The book is “Fredericka” by Georgette Heyer.
Quite a few years ago (late 80’s), I “dipped a toe” as it were into category romance. I even had a subscription where I’d get a half dozen a month. I found them entertaining in small doses but only in small doses. (The subscription was too large a dose.) Eventually I went elsewhere. More recently I’ve picked up an interest in Paranormal Romance (and whatever category you’d call it where instead of “Paranormal” it’s Science Fiction–there doesn’t seem to be separate marketing category for that but apparently readers do consider them different genres). I can take larger doses of Paranormal Romance, possibly because the “Paranormal” pushes it higher on my interest level. Or maybe my tastes have changed over the year. The other was a long time ago.
But, since my own characters insist on having relationships that impact the story I have felt the need to learn to write romance as Romance–particularly since there’s little from my own life that I can draw on in that respect–the handful of relationships I have had over the course of my life have never gone well. That would suggest that the problem lies…well, that’s not the subject of this post.
Friend and writer Sarah A. Hoyt suggested that if I wanted to learn to write “Romance” I would be well advised to study Georgette Heyer’s Regency Romances. (Others have suggested Heyer as a good author to study for plot and character.) So I’ve been adding them in between other books. What I’ve generally done, with one exception (A Civil Contract, specifically recommended by Ms. Hoyt), is basically just search on her name on Amazon and pick up whatever’s at the top of the list that I didn’t already have. “Fredericka” is the latest.
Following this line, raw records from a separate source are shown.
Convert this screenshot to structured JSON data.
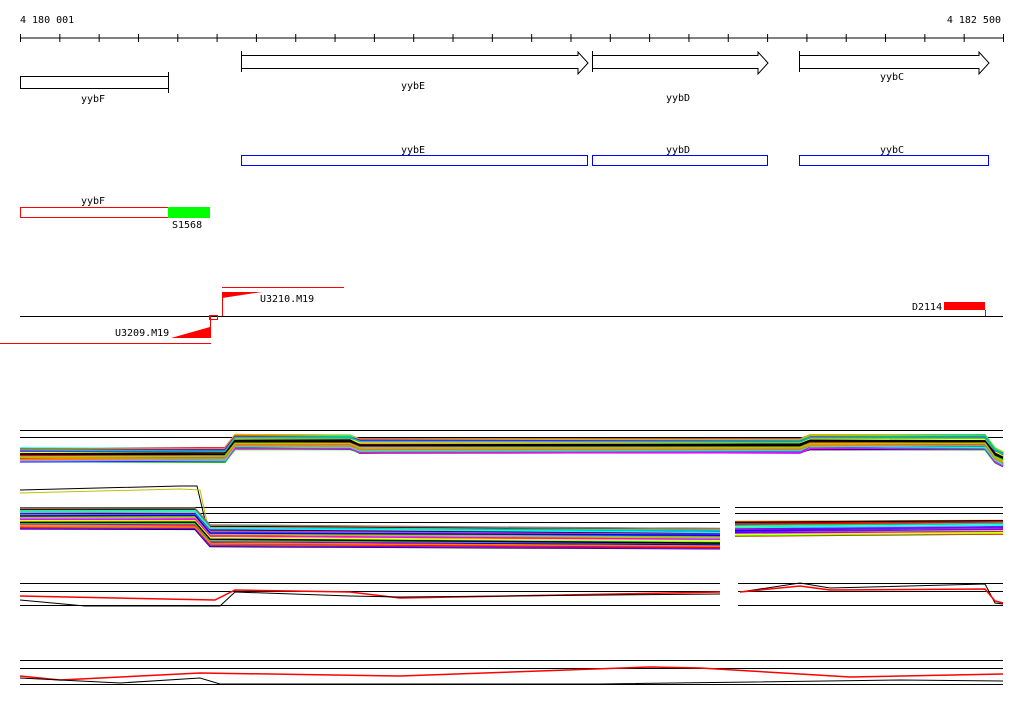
{
  "ruler": {
    "start_label": "4 180 001",
    "end_label": "4 182 500",
    "tick_count": 25
  },
  "genes": [
    {
      "name": "yybF",
      "strand": "-"
    },
    {
      "name": "yybE",
      "strand": "+"
    },
    {
      "name": "yybD",
      "strand": "+"
    },
    {
      "name": "yybC",
      "strand": "+"
    }
  ],
  "cds_track": [
    {
      "name": "yybE"
    },
    {
      "name": "yybD"
    },
    {
      "name": "yybC"
    }
  ],
  "cds_color": "#0000ff",
  "region_track": {
    "gene_label": "yybF",
    "feature_label": "S1568",
    "gene_color": "#ff0000",
    "feature_color": "#00ff00"
  },
  "transcription_units": [
    {
      "label": "U3209.M19"
    },
    {
      "label": "U3210.M19"
    },
    {
      "label": "D2114"
    }
  ],
  "accent_color": "#ff0000"
}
I’m about a third of the way through it and, frankly, I find myself utterly enchanted with the title character. Sarah said that the heroine of A Civil Contract was an “odd” (and I do see it). I would submit that Fredericka is as well, although perhaps better adjusted than most. What I like about it is that it plays a bit against what I’ve come to see as the standard tropes–where the heroine is a ravishing beauty and all that. Fredericka is _not_, although she’s attractive enough. It’s her sister who’s the ravishing beauty. What Fredericka has is a remarkably capable and pragmatic mind (much like Jenny of A Civil Contract).
Frankly, its refreshing when set against all the drop dead gorgeous ravishing beauties and the studs who cause hearts to palpitate merely from sunlight shining from their oh-so-handsome faces.
I probably wouldn’t make a steady diet of these books but they make a nice change of pace from my more usual fare.